Advocating for your rights in divorce, custody, child support and beyond since 2012.

Conveniently located in Cambridge, MA, the Law Offices of Mark A Cotton serves Middlesex, Essex, Suffolk, and Norfolk counties with high-quality and effective legal representation in a variety of family law and divorce matters. Family law is different from other branches of law– it is inherently sensitive and deeply personal work, intricately tied to your relationships with your family and loved ones. Family and divorce legal support needs often arise in the midst of profoundly difficult and challenging times in a person’s life. Effective legal representation in this delicate arena requires combining a thoughtful, personalized approach to client needs with the passion and drive to get you a fair and favorable result.

In short: there is a lot at stake in family law, and your expectations for legal representation should be high.

I am Attorney Mark Cotton, and I approach the practice of law with a thoughtful and focused look at your needs. I am committed to righting wrongs and preserving your rights as a parent, spouse, partner, or guardian. I work with families and partnerships of all constellations, including the LGBTQ+ community and non-traditional unions. I am conscientious of your financial considerations and am diligent in working efficiently.

Reach out now to set up a free consultation and let me be the advocate you need in your divorce, family law, or other legal matter.

Minimizing Conflict in Divorce and Custody Cases

How to back off– for the good of your case– after years of heated emails, phone calls, and in-person interactions.

It can be very difficult to keep your cool when you feel you’ve been wronged, but staying calm and focusing on productive solution-building is critical in divorce and custody cases. Here are a few tips to help keep you on track.

Don’t send angry late-night emails or text messages. You have a lot you want say, but what feels like a cathartic email one night may reflect poorly on you in court a week later. In some instances, what you send may even undermine your entire case.  It’s best to only put things in writing when you’ve had time to think about them a bit first and ensure that they won’t cause additional conflict and complicate the proceedings.

As a general rule, I always advise my clients to write anything they are going to send in a word processing program first. This allows you to save your thoughts for the next day so you can edit and send something that is productive and thoughtful instead of impulsive and angry. (This is especially helpful if you regularly communicate via text, where it’s easy to quickly send brief thoughts and replies without much consideration).

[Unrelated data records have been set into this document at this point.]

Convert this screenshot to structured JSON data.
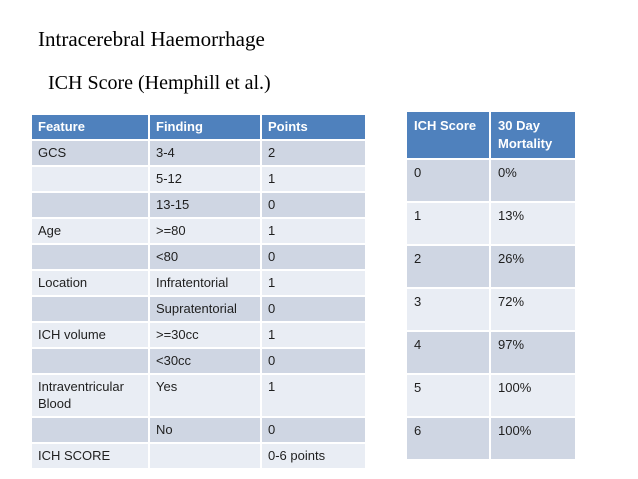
{
  "slide": {
    "title": "Intracerebral Haemorrhage",
    "subtitle": "ICH Score (Hemphill et al.)"
  },
  "colors": {
    "header_bg": "#4f81bd",
    "row_dark": "#cfd6e3",
    "row_light": "#e9edf4",
    "header_text": "#ffffff",
    "cell_text": "#1f1f1f",
    "background": "#ffffff"
  },
  "score_table": {
    "headers": [
      "Feature",
      "Finding",
      "Points"
    ],
    "rows": [
      [
        "GCS",
        "3-4",
        "2"
      ],
      [
        "",
        "5-12",
        "1"
      ],
      [
        "",
        "13-15",
        "0"
      ],
      [
        "Age",
        ">=80",
        "1"
      ],
      [
        "",
        "<80",
        "0"
      ],
      [
        "Location",
        "Infratentorial",
        "1"
      ],
      [
        "",
        "Supratentorial",
        "0"
      ],
      [
        "ICH volume",
        ">=30cc",
        "1"
      ],
      [
        "",
        "<30cc",
        "0"
      ],
      [
        "Intraventricular Blood",
        "Yes",
        "1"
      ],
      [
        "",
        "No",
        "0"
      ],
      [
        "ICH SCORE",
        "",
        "0-6 points"
      ]
    ]
  },
  "mortality_table": {
    "headers": [
      "ICH Score",
      "30 Day Mortality"
    ],
    "rows": [
      [
        "0",
        "0%"
      ],
      [
        "1",
        "13%"
      ],
      [
        "2",
        "26%"
      ],
      [
        "3",
        "72%"
      ],
      [
        "4",
        "97%"
      ],
      [
        "5",
        "100%"
      ],
      [
        "6",
        "100%"
      ]
    ]
  }
}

Figure out which method of communication seems to work best. Some people do best when they talk in person; others need to type it out in emails to have some distance and perspective. If you need to hash things out a bit, think about which method of communication is the least likely to result in unproductive bickering.

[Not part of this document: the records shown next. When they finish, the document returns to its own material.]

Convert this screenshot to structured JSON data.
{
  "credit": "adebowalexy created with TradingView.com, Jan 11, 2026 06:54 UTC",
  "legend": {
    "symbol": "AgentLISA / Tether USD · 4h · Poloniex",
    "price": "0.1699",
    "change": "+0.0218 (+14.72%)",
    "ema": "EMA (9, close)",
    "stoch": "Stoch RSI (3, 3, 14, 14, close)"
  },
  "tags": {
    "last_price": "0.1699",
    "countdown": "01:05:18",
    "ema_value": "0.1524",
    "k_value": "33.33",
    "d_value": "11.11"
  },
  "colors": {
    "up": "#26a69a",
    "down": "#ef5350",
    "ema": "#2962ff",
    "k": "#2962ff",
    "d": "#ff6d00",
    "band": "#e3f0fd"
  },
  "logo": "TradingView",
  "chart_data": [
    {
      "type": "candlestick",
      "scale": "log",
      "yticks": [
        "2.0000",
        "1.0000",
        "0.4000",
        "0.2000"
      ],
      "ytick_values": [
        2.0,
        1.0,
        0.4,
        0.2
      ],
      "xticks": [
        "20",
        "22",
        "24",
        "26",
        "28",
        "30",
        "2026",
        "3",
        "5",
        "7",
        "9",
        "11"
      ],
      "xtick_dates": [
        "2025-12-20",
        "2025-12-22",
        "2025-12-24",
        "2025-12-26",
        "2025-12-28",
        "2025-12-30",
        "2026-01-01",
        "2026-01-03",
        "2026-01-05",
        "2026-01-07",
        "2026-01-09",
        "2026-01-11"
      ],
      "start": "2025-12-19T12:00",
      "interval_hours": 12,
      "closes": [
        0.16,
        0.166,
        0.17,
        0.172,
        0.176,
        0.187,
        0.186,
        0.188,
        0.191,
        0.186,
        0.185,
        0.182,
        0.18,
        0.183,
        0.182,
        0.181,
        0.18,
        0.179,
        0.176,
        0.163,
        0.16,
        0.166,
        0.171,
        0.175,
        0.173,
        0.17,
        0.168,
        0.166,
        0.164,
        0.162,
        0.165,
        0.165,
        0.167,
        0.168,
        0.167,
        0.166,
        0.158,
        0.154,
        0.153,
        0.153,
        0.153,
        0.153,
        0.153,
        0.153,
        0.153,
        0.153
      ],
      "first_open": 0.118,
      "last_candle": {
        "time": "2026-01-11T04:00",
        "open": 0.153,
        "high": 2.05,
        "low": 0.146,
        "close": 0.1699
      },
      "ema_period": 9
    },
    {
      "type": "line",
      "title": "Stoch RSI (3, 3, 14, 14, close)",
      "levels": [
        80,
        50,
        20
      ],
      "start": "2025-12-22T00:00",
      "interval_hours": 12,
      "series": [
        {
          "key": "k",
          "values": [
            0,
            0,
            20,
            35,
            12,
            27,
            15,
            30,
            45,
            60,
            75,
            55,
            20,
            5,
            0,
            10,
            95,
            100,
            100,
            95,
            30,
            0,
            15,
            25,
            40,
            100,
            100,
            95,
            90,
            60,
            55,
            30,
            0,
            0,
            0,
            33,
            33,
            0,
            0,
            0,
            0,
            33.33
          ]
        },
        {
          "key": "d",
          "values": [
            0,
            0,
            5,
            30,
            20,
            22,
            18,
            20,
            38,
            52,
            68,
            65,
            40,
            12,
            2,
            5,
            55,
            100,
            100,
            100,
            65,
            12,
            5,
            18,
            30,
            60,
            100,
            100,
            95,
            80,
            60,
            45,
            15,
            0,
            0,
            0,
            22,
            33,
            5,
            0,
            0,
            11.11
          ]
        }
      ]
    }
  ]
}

Stay focused on productivity. No one says you have to like each other, but you will have to work together, whether to finalize a divorce in the short-term, or maybe navigate an ongoing custody arrangement for years. You’ll need to compartmentalize your feelings about how your relationship ended and focus on having productive conversations to accomplish the tasks in front of you. You may spend a lot of time biting your tongue, but it will be worth it. Remember that divorces and post-divorce disputes can drag on for years costing tens of thousands of dollars when the parties involved would rather fight than work together. This doesn’t have to happen– if you can work together, you can save yourselves a lot of money and aggravation (and less unnecessary litigation is always better for any involved children).

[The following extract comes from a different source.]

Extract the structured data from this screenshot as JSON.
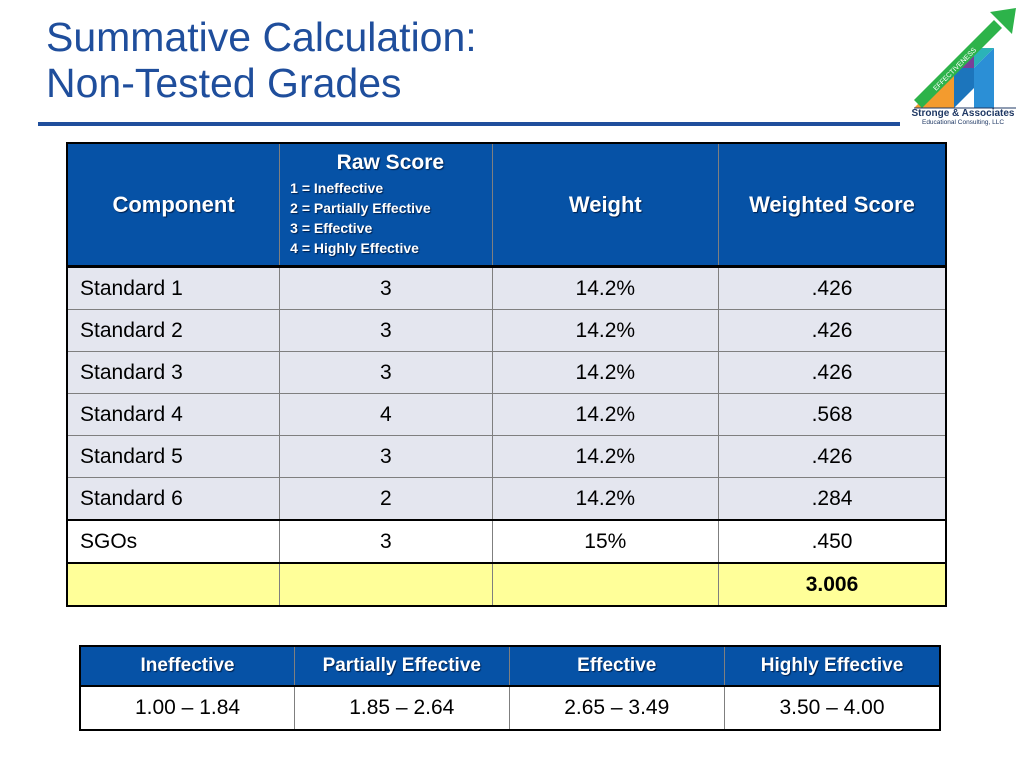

Don’t post about conflicts on social media. No, not even with vague references. It’s in poor taste and often easy to see through in court, and it can make you look petty and childish in front of a judge. As with emails, a cathartic post saying the wrong thing can undermine your entire case. It doesn’t matter how secure you feel your contacts or your friends list is: if it’s out on social media, it will be found.

Your best bet? When in doubt, press pause and talk to your attorney for guidance. Once you’ve said or done something, you can’t easily take it back.